Sérgio (Paulo Azevedo) vive em Cataguases, uma pacata cidade do interior brasileiro. Uma cidade tão pacata como a sua própria vida que se resume a trabalho, casa e algumas saídas com o seu grupo de amigos.
Após conhecer Noémi (Amanda Fontoura) por quem se apaixona, casa e tem um filho, Sérgio depara-se com uma vida de "pai solteiro" e com a extrema necessidade de ter algo mais na sua vida. Quando Lisboa surge como um destino de eleição, Sérgio ruma à capital portuguesa onde esperar lucro e uma vida não só mais fácil com mais agitada. Estará ele capaz de se aguentar a toda uma nova e transformadora experiência?

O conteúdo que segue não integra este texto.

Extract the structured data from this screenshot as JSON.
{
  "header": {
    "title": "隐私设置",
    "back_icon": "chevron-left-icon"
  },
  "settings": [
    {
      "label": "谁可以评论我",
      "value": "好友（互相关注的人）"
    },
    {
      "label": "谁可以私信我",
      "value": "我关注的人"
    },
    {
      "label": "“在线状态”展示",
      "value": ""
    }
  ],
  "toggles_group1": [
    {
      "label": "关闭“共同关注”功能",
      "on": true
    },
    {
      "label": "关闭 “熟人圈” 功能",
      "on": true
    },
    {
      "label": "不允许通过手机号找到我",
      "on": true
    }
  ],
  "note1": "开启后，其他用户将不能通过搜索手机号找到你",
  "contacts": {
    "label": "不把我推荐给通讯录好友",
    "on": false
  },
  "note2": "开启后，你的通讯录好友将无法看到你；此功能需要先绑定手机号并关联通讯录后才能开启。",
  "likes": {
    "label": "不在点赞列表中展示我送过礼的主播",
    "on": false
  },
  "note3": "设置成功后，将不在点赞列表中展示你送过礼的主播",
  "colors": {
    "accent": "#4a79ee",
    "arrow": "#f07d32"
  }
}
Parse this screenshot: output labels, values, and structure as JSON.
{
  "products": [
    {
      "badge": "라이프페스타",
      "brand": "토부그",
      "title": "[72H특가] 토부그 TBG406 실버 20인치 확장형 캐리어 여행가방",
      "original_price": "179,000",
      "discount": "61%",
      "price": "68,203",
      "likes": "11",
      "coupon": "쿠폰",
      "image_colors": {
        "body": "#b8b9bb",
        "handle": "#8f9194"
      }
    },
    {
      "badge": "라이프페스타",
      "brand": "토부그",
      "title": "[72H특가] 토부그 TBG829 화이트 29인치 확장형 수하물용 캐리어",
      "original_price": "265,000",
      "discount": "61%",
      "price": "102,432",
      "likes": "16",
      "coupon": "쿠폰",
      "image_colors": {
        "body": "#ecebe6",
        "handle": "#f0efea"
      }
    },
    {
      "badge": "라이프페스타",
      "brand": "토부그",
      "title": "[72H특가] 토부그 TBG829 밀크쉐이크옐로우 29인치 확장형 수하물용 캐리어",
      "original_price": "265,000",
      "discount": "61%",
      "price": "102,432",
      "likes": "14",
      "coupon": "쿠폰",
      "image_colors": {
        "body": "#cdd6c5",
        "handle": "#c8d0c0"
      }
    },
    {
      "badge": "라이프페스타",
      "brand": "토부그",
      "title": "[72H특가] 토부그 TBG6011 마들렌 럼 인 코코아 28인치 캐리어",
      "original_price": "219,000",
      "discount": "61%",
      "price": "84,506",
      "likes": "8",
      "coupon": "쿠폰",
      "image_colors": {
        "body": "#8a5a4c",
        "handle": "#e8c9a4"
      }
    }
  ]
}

Tendo como base a obra homónima da autoria de Luiz Ruffato, Estive em Lisboa e Lembrei de Você é para além de um relato sobre a emigração, uma história sobre um homem - igual a tantos outros - que esperou e tentou algo mais da vida. Esta história que se desenvolve em torno de "Sérgio", um homem encantado com as possibilidades sentimentais e profissionais que sente poderem ser suas numa "outra vida", divide-se em dois momentos muito particulares.
O primeiro desses referidos momentos o espectador poderia apelidar simplesmente de "Brasil"... Ou, por outras palavras, aquele em que "Sérgio" desperta para um mundo para lá de si. É nesta primeira metade de Estive em Lisboa e Lembrei de Você que o espectador conhece este homem inicialmente metido para com os seus próprios pensamentos, fumador compulsivo que vê o seu estado de saúde deteriorar-se lentamente e que se deixa levar por um lado romântico da vida oferecendo simpáticas flores de papel às mulheres por quem platonicamente se apaixona. De uma vida que oscila entre casa e trabalho com os ocasionais momentos entre amigos onde se queixam das oportunidades que têm e das banalidades da vida, o espectador sente que "Sérgio" tem - terá? - uma vida para além daqueles breves momentos que partilha. Com um mundo inteiro por descobrir... quem será ele se não o fizer?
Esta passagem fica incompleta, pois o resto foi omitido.